Drs Kamal Boulous, Abdullah Altaych, Amier Harandi, Gamil Kostandy, and Hesham Taha of New York Methodist Hospital and Wycoff Heights Medical Center in Brooklyn, NY, report that inflammatory breast cancer is a relatively rare disease that affects 1% to 6% of all persons with breast cancer.1 It is biologically aggressive and has a high rate of local recurrence and early systemic dissemination. Usually, the disease has metastasized at diagnosis; thus, the prognosis is poor.

Clinical features of inflammatory breast cancer include cutaneous edema (peau d'orange skin) and erythema involving more than one third of the breast. Tenderness, calor, breast enlargement, and nipple retraction also may be present.

Lesions of primary disease present acutely with erythema, edema, and ridging; there is often no palpable mass.2 Secondary inflammatory breast cancer characteristically is a neglected, locally advanced condition featuring inflammatory-like changes that are caused by underlying necrosis and ulceration. Often, it is difficult to differentiate primary and secondary lesions. Dermal lymphatic invasion is present in both primary and secondary disease; this suggests that the mechanism for inflammatory skin changes is similar in both types of the disease.

The diagnosis of inflammatory breast cancer is made chiefly on clinical and pathologic evidence; however, mammography can identify inflammatory signs, such as edema and an increased vascular network. Thermography may be helpful by revealing a zone of hyperemia.

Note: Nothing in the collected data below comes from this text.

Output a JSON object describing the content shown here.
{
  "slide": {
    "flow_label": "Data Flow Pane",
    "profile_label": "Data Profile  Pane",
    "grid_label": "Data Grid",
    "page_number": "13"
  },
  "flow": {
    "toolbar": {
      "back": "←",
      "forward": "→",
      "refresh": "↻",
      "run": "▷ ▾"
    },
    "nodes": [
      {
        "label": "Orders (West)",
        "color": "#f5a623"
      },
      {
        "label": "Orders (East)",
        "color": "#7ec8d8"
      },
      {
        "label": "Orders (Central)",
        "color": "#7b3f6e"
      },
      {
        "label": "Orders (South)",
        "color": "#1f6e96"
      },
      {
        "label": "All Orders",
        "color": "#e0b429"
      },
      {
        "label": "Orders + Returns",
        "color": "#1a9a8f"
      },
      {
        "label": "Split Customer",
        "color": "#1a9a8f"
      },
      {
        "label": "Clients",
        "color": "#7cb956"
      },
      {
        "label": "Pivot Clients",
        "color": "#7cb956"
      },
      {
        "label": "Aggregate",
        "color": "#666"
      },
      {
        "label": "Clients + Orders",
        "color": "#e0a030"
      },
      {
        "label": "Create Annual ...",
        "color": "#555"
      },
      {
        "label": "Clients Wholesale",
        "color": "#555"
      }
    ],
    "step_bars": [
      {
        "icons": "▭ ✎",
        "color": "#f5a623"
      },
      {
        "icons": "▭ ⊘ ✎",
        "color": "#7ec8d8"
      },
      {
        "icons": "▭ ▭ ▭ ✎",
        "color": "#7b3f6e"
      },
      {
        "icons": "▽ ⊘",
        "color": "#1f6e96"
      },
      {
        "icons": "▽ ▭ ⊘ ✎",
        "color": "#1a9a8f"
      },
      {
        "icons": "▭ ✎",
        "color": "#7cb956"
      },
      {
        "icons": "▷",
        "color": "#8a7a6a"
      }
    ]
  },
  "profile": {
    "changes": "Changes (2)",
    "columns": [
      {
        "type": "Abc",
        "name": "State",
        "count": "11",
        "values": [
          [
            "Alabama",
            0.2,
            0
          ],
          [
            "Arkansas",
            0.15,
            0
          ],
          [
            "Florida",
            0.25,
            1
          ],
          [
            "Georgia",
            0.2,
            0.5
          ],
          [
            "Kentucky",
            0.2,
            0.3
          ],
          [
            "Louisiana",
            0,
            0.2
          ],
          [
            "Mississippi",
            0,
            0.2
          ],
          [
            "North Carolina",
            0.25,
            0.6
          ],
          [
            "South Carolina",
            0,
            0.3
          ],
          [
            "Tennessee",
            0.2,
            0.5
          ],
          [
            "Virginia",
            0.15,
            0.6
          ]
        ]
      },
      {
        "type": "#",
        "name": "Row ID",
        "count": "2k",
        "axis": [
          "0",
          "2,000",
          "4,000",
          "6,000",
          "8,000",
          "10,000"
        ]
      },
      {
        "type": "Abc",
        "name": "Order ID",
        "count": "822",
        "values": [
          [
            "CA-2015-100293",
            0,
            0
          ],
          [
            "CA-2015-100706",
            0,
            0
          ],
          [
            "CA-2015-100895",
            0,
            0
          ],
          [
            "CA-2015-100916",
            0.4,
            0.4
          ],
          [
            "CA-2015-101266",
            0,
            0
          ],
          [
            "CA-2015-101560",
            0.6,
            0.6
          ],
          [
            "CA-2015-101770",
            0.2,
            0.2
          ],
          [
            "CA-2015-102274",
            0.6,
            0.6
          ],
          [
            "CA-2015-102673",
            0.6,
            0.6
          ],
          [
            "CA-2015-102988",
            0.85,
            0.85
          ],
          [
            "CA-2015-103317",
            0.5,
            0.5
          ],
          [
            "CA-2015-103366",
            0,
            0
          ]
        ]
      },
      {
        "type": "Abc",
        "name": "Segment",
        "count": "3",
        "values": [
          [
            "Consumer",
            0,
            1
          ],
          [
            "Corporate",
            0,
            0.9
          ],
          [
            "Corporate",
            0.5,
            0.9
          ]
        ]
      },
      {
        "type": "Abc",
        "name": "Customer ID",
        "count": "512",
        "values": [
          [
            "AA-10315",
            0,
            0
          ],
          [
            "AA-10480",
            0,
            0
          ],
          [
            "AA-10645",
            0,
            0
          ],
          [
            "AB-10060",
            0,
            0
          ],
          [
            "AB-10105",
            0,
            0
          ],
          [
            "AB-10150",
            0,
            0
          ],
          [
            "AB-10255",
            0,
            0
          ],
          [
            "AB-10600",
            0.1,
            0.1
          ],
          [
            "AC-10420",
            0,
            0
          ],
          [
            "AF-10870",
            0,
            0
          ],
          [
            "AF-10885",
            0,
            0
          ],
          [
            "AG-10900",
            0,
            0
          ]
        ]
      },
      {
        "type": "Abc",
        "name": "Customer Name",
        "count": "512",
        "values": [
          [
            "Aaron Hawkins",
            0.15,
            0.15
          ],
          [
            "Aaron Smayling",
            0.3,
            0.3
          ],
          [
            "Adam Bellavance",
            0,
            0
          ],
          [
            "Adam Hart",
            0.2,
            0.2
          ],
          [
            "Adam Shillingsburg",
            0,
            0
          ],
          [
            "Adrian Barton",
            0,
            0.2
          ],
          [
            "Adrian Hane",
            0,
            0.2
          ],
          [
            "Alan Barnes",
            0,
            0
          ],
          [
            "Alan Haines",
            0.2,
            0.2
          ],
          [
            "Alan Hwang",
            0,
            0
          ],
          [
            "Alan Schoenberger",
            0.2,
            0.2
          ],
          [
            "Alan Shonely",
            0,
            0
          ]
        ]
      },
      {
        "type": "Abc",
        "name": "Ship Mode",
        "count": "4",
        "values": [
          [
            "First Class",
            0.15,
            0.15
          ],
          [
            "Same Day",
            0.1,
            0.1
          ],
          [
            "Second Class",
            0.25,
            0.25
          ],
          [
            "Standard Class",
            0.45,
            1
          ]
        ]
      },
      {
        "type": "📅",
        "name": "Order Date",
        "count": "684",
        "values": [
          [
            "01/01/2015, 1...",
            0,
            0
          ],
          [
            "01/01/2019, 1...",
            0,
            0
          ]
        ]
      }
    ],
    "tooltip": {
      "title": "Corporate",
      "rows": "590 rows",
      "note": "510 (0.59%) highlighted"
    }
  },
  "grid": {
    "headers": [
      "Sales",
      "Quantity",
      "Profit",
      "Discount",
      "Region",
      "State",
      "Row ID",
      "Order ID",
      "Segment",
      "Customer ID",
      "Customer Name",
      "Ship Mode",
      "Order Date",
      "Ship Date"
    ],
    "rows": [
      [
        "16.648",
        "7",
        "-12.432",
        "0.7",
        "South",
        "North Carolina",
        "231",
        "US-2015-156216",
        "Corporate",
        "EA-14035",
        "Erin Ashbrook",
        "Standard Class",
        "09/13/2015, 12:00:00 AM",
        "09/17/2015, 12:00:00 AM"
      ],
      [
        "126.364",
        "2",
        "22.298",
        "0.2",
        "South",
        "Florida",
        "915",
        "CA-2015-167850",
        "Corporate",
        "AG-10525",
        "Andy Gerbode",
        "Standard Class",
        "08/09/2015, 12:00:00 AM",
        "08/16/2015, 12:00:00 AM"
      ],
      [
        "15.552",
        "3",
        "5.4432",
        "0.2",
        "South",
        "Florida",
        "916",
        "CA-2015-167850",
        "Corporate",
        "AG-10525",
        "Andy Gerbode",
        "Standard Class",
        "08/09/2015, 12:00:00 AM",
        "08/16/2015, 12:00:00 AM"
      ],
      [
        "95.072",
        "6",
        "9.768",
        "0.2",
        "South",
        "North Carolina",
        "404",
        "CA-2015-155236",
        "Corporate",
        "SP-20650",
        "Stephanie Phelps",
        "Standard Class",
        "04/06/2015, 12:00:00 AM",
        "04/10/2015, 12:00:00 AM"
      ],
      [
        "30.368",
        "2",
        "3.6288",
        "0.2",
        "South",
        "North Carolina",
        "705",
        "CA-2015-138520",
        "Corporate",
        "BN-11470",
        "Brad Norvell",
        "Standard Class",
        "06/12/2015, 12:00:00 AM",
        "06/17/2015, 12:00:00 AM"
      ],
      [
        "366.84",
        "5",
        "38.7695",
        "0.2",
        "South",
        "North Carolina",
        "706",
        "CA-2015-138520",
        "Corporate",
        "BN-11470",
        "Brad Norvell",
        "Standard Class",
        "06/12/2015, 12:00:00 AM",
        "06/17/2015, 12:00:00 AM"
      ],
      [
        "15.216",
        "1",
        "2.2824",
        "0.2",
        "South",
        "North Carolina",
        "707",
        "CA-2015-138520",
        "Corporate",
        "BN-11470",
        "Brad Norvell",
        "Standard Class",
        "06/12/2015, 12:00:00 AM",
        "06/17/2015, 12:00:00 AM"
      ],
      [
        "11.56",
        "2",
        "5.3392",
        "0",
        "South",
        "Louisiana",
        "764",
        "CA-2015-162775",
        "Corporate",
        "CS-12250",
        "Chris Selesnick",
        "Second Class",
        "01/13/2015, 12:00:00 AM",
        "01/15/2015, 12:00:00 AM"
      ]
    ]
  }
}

One study shows that the combined use of chemotherapy, surgery, and radiation provides the best locoregional tumor and distant metastatic control. Patients who received the multimodality therapy had a 5-year relapse-free survival rate of 40% compared with a 6% rate in those who received dual or single modality treatment.3 The 10-year disease-free survival rates were 35% and 0%, respectively.

Chemotherapy tends to destroy the micrometastatic foci present at the time of diagnosis. Since the initial response rate to chemotherapy is higher than 80%, consider combination chemotherapy at the outset of treatment. Long-term survival has been achieved with the use of cyclophosphamide, doxorubicin, and 5-fluorouracil.3

This patient was given induction chemotherapy with cyclophosphamide, doxorubicin, and 5-fluorouracil; the tumor regressed markedly and the inflammatory reaction disappeared. A modified radical mastectomy of the left breast was performed, followed by radiation therapy to the anterior chest wall.

REFERENCES:1. Levine PH, Steinhorn SC, Ries LG, Aron JL. Inflammatory breast cancer: the experience of the surveillance, epidemiology, and end results (SEER) program. J Natl Cancer Inst. 1985;74:291-297.
2. Taylor GW, Metzler A. Inflammatory carcinoma of the breast. Am J Cancer. 1938;38:33-49.
3. Perez CA, Fields JN, Fracasso PM, et al. Management of locally advanced carcinoma of the breast, II: inflammatory carcinoma. Cancer. 1994;74(suppl 1):466-476.